MELBOURNE, April 25, 2026, 08:03 (AEST)
ANZ Group Holdings Limited has hired Kai Yang from HSBC as its first chief data and AI officer, creating a new senior role as Chief Executive Nuno Matos tries to push the bank faster on technology, risk and execution. Yang will join in Sydney in July after relocating from Hong Kong, where he worked as HSBC’s chief data and analytics officer for Asia and the Middle East.
The appointment matters now because artificial intelligence — software used to analyse data, automate tasks or recommend decisions — is moving deeper into lending, fraud detection, trading and marketing at major banks. It also lands less than a week before ANZ reports its financial-year 2026 half-year results on May 1, a key test of Matos’ overhaul.
ANZ confirmed Yang’s hire, while an HSBC spokesperson said he left to pursue opportunities outside the firm for family reasons. Yang spent about six years at HSBC and earlier worked in Sydney at Commonwealth Bank of Australia for more than 15 years in senior technology and risk posts, including group chief data officer, according to his LinkedIn profile cited by The Business Times.
Yang is expected to lead ANZ’s enterprise-wide data and AI agenda, lift the bank’s capability and strengthen governance and controls — the internal checks on how systems are built, approved and used. He will report to group chief information officer Donald Patra, another former HSBC executive who joined ANZ last year.

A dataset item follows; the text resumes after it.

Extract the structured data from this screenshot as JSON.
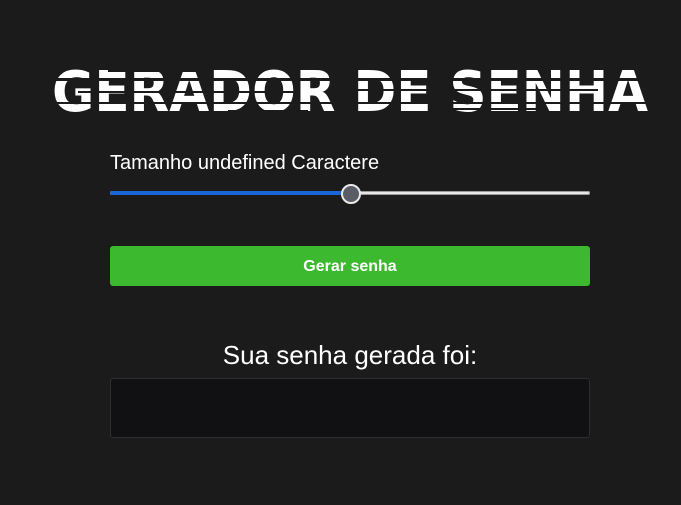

The hire is another sign of Matos drawing on HSBC’s senior ranks. Matos joined ANZ as CEO in May 2025 after a career that included running HSBC’s wealth and personal banking business from Hong Kong.

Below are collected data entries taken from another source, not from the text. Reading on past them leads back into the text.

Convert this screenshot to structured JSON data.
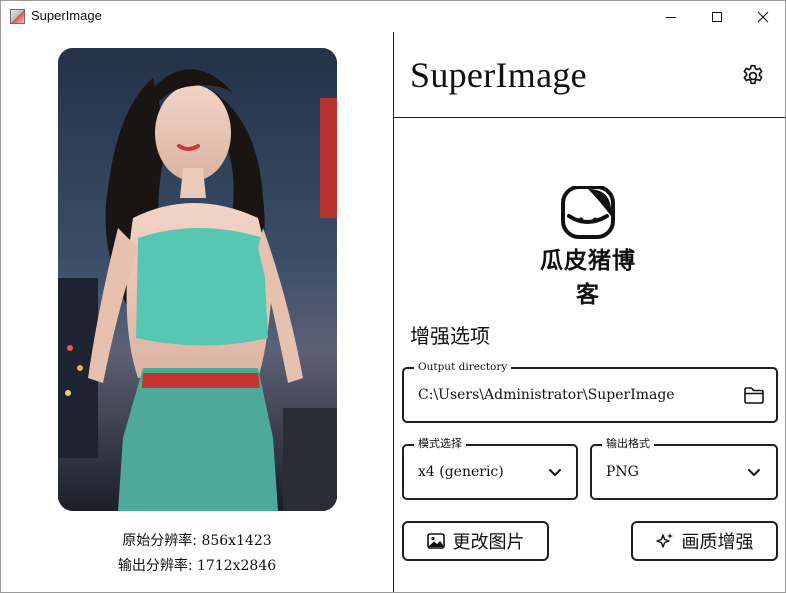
{
  "window": {
    "title": "SuperImage"
  },
  "left": {
    "original_label": "原始分辨率:",
    "original_value": "856x1423",
    "output_label": "输出分辨率:",
    "output_value": "1712x2846"
  },
  "right": {
    "app_title": "SuperImage",
    "logo_text": "瓜皮猪博客",
    "section_title": "增强选项",
    "output_dir": {
      "legend": "Output directory",
      "value": "C:\\Users\\Administrator\\SuperImage"
    },
    "mode": {
      "legend": "模式选择",
      "value": "x4 (generic)"
    },
    "format": {
      "legend": "输出格式",
      "value": "PNG"
    },
    "change_image_button": "更改图片",
    "enhance_button": "画质增强"
  },
  "colors": {
    "border": "#1e1e1e",
    "background": "#ffffff"
  }
}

Matos also used a staff note published on Friday to recast ANZ’s corporate values, writing that the bank must stop accepting a “good news culture” where problems are not raised early. He said ANZ needed to “act early — and with urgency” if something could cause customer harm. LinkedIn
That language is not just cosmetic. A McKinsey review published by ANZ last November found a “good news” culture, weak challenge and bureaucracy had hurt non-financial risk management; Reuters reported then that ANZ had accepted a A$240 million penalty from the corporate regulator and faced more than A$310 million in penalties across civil cases brought by ASIC since 2016. Reuters
Peers are moving too. Westpac hired Dr Andrew McMullan from CBA last year as chief data, digital and AI officer, with CEO Anthony Miller saying the appointment would accelerate “data analytics, digital innovation and responsible AI.” CBA said in February it was rolling out a A$90 million, three-year Future Workforce Program after giving AI-focused training to more than 30,000 staff. Westpac
The labour side is sharper. CBA will eliminate about 120 roles, including some at Bankwest, amid a broader push to harness AI, The Business Times reported on Thursday. A CBA spokesperson said some roles were shifting, some were being created and others were reducing as work was simplified.

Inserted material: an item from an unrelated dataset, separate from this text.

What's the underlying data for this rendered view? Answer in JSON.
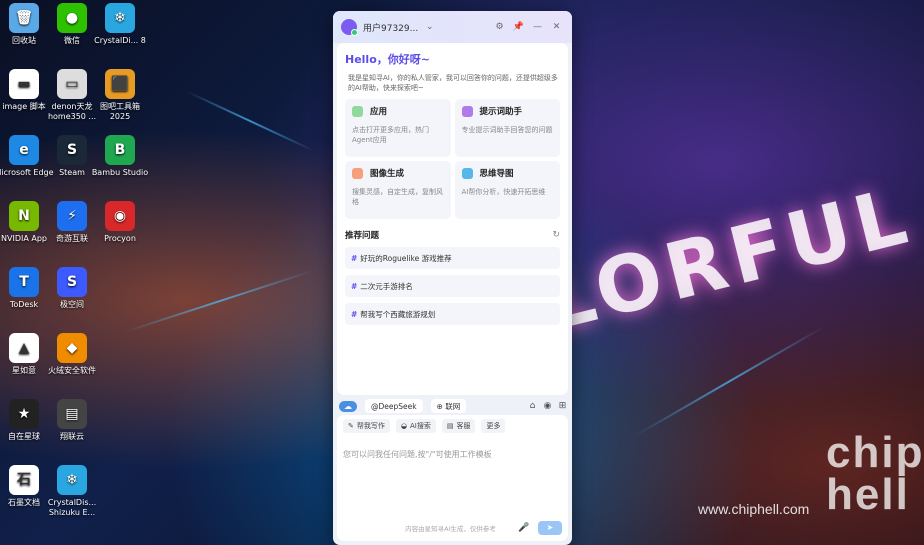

ANZ shares last traded at A$36.23 on Friday, up 0.25% from the previous close, with the ASX market closed early Saturday in Sydney. The stock remains below its February 52-week high, leaving investors to judge whether Matos can turn restructuring, culture change and technology spending into better returns.
But the risk is that a new AI chief adds another layer of strategy without fixing old control problems. Banks can use AI to move faster, but model errors, weak oversight, privacy failures or biased decisions can quickly become regulatory and customer issues, especially at a lender already under pressure to prove it can raise risks early.
For Matos, Yang gives ANZ a named owner for a race already under way across Australia’s big banks. The next question is plainer: whether the new role helps ANZ ship safer systems, faster, before rivals widen the gap.